Assassinat de Vanessa Lagesse
La demande d’arrêt du procès intenté à Bernard Maigrot rejetée
Le procès intenté à Marie François Bernard Maigrot pour l’assassinat de Vanessa Lagesse, le 9 mars 2001, à Grand-Baie, ne sera pas “stayed”, comme l’a réclamé la défense. En effet, le juge Pritviraj Fekna a rejeté la motion de l’avocat de Bernard Maigrot à l’effet que “proceedings should be stayed permanently on the ground that the accused had not been confronted with the new evidence, including evidence of a scientific nature, which was available against him at the enquiry stage”. Cela, ajoute l’avocat, constitue une violation des droits constitutionnels de l’accusé d’être informé de tout ce que la poursuite a contre lui et d’avoir l’opportunité de lui donner la réplique. Mais, le juge Fekna n’a trouvé aucune raison pour ordonner l’arrêt du procès. Dans son ruling, il fait ressortir ce qui suit: “We should bear in mind that the stay of proceedings is a drastic measure which would, for all intents and purposes, have the effect of stopping a trial from proceeding further. It would allow a party charged with a serious offence to get away without a trial. Such a drastic measure is not to be resorted to unless there has been a serious breach of a fundamental right which cannot be cured at the level of the trial and where the only remedy is to stop the trial itself from proceeding any further because to do otherwise would have the effect of bringing the administration of justice in disrepute. Proceedings are not to be stayed for mere technical reasons or where an alternative remedy is available. One cannot ignore societal demands that serious crimes, such as the killing of a human being, should be given a hearing before a properly constituted Court of law.”

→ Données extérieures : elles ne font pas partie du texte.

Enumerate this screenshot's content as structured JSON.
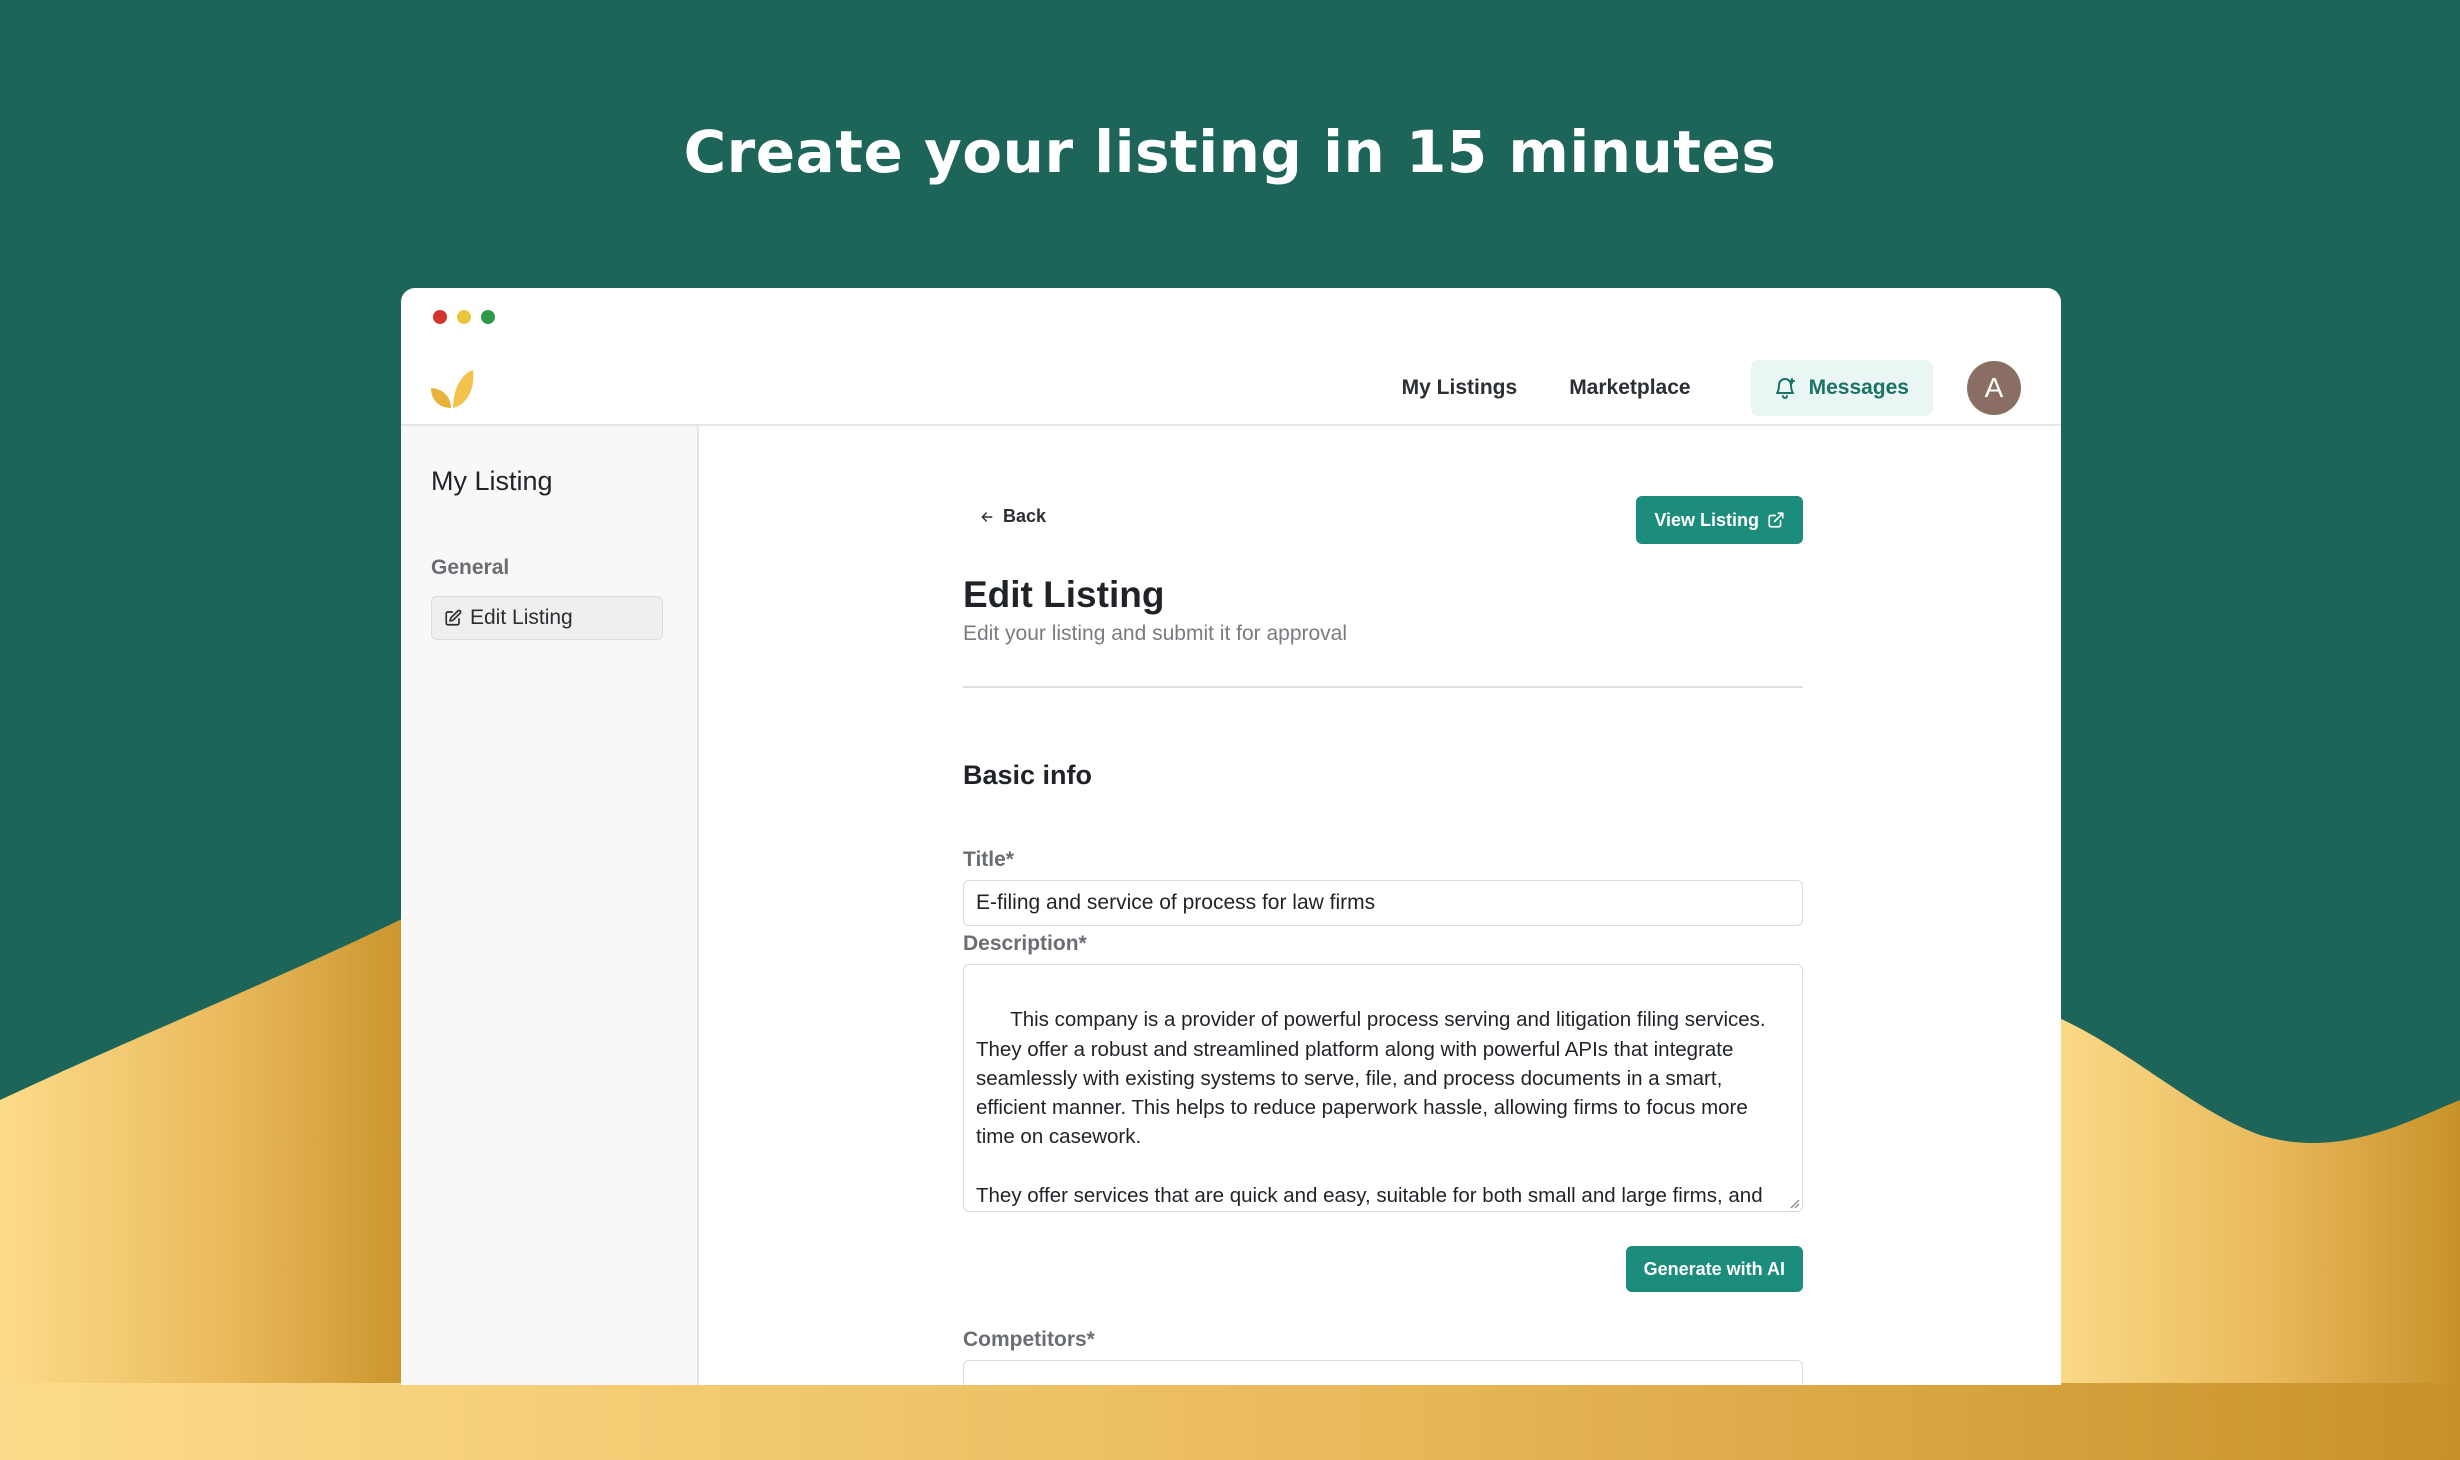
{
  "hero": {
    "headline": "Create your listing in 15 minutes"
  },
  "window": {
    "traffic_light_colors": [
      "#d0342c",
      "#e8c53a",
      "#2e9a48"
    ]
  },
  "topnav": {
    "logo_icon": "leaf-logo-icon",
    "links": [
      {
        "label": "My Listings"
      },
      {
        "label": "Marketplace"
      },
      {
        "label": "Messages",
        "icon": "bell-icon",
        "active": true
      }
    ],
    "avatar_initial": "A"
  },
  "sidebar": {
    "title": "My Listing",
    "section": "General",
    "items": [
      {
        "label": "Edit Listing",
        "icon": "edit-icon",
        "active": true
      }
    ]
  },
  "main": {
    "back_label": "Back",
    "view_listing_label": "View Listing",
    "title": "Edit Listing",
    "subtitle": "Edit your listing and submit it for approval",
    "section_title": "Basic info",
    "fields": {
      "title": {
        "label": "Title*",
        "value": "E-filing and service of process for law firms"
      },
      "description": {
        "label": "Description*",
        "value": "This company is a provider of powerful process serving and litigation filing services. They offer a robust and streamlined platform along with powerful APIs that integrate seamlessly with existing systems to serve, file, and process documents in a smart, efficient manner. This helps to reduce paperwork hassle, allowing firms to focus more time on casework.\n\nThey offer services that are quick and easy, suitable for both small and large firms, and accessible from anywhere, any time. Their system provides automation for"
      },
      "competitors": {
        "label": "Competitors*",
        "value": ""
      }
    },
    "generate_ai_label": "Generate with AI"
  },
  "colors": {
    "background_teal": "#1c6558",
    "accent": "#1c8c7c",
    "gold_light": "#fcdc8a",
    "gold_dark": "#c8922a"
  }
}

Relations sexuelles avec une personne spécifique
Jean Nelson S. reconnu coupable d’avoir abusé de la fille de sa concubine
La magistrate B. R. Janoo-Jaunbocus a prononcé un verdict de culpabilité à l’encontre de Jean Nelson S., un employé de Médine S.E, qui était accusé d’avoir eu des relations sexuelles avec une personne spécifique. Cette dernière est la fille de sa concubine. Elle a relaté que Jean Nelson Sophie a abusé d’elle, alors que sa mère était allée travailler. Elle avait neuf ans. Pour sa défense, Jean Nelson Sophie a déclaré que c’était une fausse charge. Il a expliqué qu’il avait grondé la fillette parce qu’elle mangeait trop et était obèse. La magistrate Janoo-Jaunbocus a préféré retenir la version de la fillette. Selon elle, cette dernière était plus convaincante que Jean Nelson S. La magistrate Janoo-Jaunbocus a estimé qu’elle pouvait se fier à ce qu’elle avait relaté malgré quelques petites contradictions et des petits trous de mémoire. Pour elle, le Cour pouvait “act safely on her testimony without any real risk of miscarriage of justice occurring”.
Fourniture et installation de 90 portes pour un projet de luxe
Le juge Angoh ordonne le paiement de Rs 1 117 800 au plaignant et de Rs 1 655 661.25 au défendeur
Dans le procès intenté par Le Domaine des Alizées Ltée à Dulmar Furniture Ltd, le juge Gérard Angoh a ordonné au défendeur de payer au plaignant Rs 1 117 800, représentant la somme payée pour la fourniture et l’installation de 90 portes pour un projet de luxe et les dommages subis. Le juge a estimé que les portes étaient effectivement défectueuses et inutilisables. Il a, par contre, ordonné à Le Domaine des Alizées Ltée de payer à Dulmar Furniture Ltd Rs 1 655 661.25. Cette somme représente Rs 1 million qui aurait dû être versé à Dulmar Ltd et 5% de “retention money”.
Bras de fer famille Moneeram-Société des Plantations de Bois Chéri
La juge Véronique Kwok statue que la portion de terre en litige a été acquise par prescription par la Société
La juge Véronique Kwok a tranché en faveur de la Société des Plantations de Bois Chéri dans le litige l’opposant à la famille Moneeram. Celle-ci avait logé en Cour Suprême une “action en revendication” concernant une portion de terre, occupée par la Société. D’après les faits, la Société des Plantations de Bois Chéri a occupé cette portion de terre pendant plus de 30 ans de façon continue et non-interrompue, paisible, publique et non équivoque et à titre de propriétaire. Pour la juge Véronique Kwok, la Société des Plantations de Bois Chéri “has fulfilled the conditions as laid down by articles 2229 et 2261 of the Code Civil Mauricien”. Elle a aussi fait ressortir que les plaignants n’ont rien fait pour empêcher la Société de prescrire la portion de terre.